Experts also point at the lack of investment on the security of information  systems in government and private sector. In government, says tech-savvy inspector general of police with National Investigation Agency Loknath Behera, the current investment on deploying security solutions  is quite ad hoc. Behera says the government should increase spending on computer and network’s security. According to Bareja, as the government spends billions of dollar on defence, it should also give the much needed priority to cyber security.  

Human resource

Experts also say that the cyber division of organisations like NTRO and IB are being headed by people who lack hands-on experience of dealing with the cyber technology. NTRO is a case in point. “Dr MS Vijayaraghavan, a scientist from the defence research and development organisation (DRDO), is heading the cyber wing of NTRO. He doesn’t have any specialisation in electronic and cyber warfare. There are close to 100 people who report to Vijayaraghavan,” says a former NTRO official, who has worked with Vijayaraghavan. IB is also said to have complete lack of understanding of technology. While the agency is good in human intelligence gathering, experts say, it doesn’t have good number of technical experts to handle cyber security.

Besides, organisations don’t have specialised team for handling cyber security. In most of the organisations, be it public or private, cyber security is being handled by IT administrators, who lack skills required for dealing with cyber attacks.

“We require a very different set of people with special skills, who can think from a hacker’s perspective. People who can try and find the vulnerabilities through cyber attacking the information systems of the organisation and then certify it accordingly,” says Pillai of Mahindra Special Services Group.

The experts also say that the official appointed as chief information security officer (CISO) in organisations doesn’t have the executive powers. So even if CISO tries to do something she or he is never appreciated or supported  by the top management.  

Secrecy

Additionally, unlike the US and France which have proactive culture of reporting cyber breach incidences, the public and private sectors in the country practise secrecy. Large sections of bureaucracy prefer to let sleeping dogs lie. No thorough inquiry is conducted. As a result, the attackers are encouraged to repeat their success.

Dr Rai of CERT-In admits that the secrecy culture has to change, which may further improve the reporting of cyber incidents. He says the idea of making reporting mandatory is being thought in the government.

Auditing

Organisations hate auditing. If it is done, it is never sudden, but scheduled. “A couple of days before the auditing, the records are cooked up. The passwords are changed and made of eight characters,” says Pillai. According to Pillai, there is a need to change the way auditing is conducted in organisations. Currently, it is more of like a checklist of dos and don’ts done on a piece of paper.

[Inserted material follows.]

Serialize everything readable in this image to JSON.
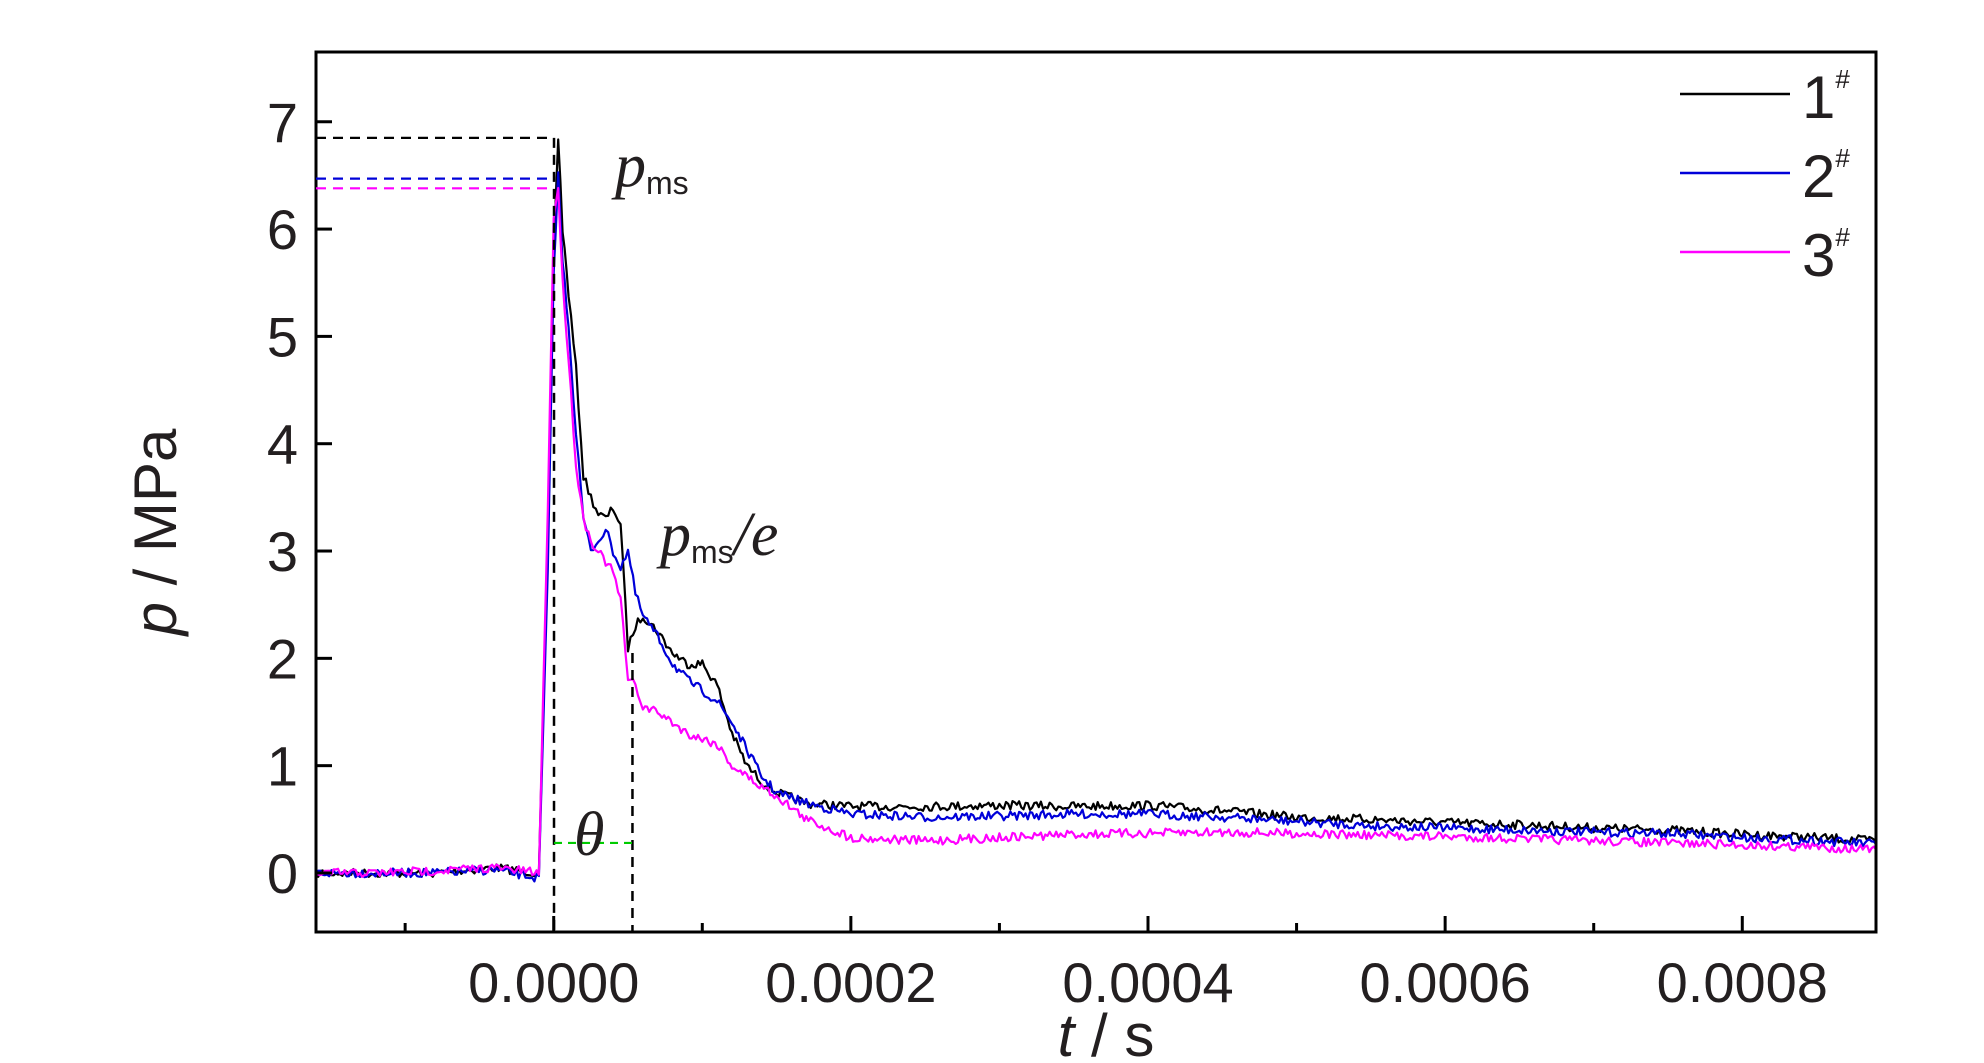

The expert from McAfee India says auditing should be frequent. Microsoft releases a patch every Tuesday. But there are many zero-day vulnerabilities (which are found by the hackers before the software firm), which can be exploited by the hackers. “Now if auditing is done once a year or even six months, how can you be sure of security,” the expert asks. “The auditing has to be real-time.”

(The article was published in February 1-15, 2013 issue of Governance Now.)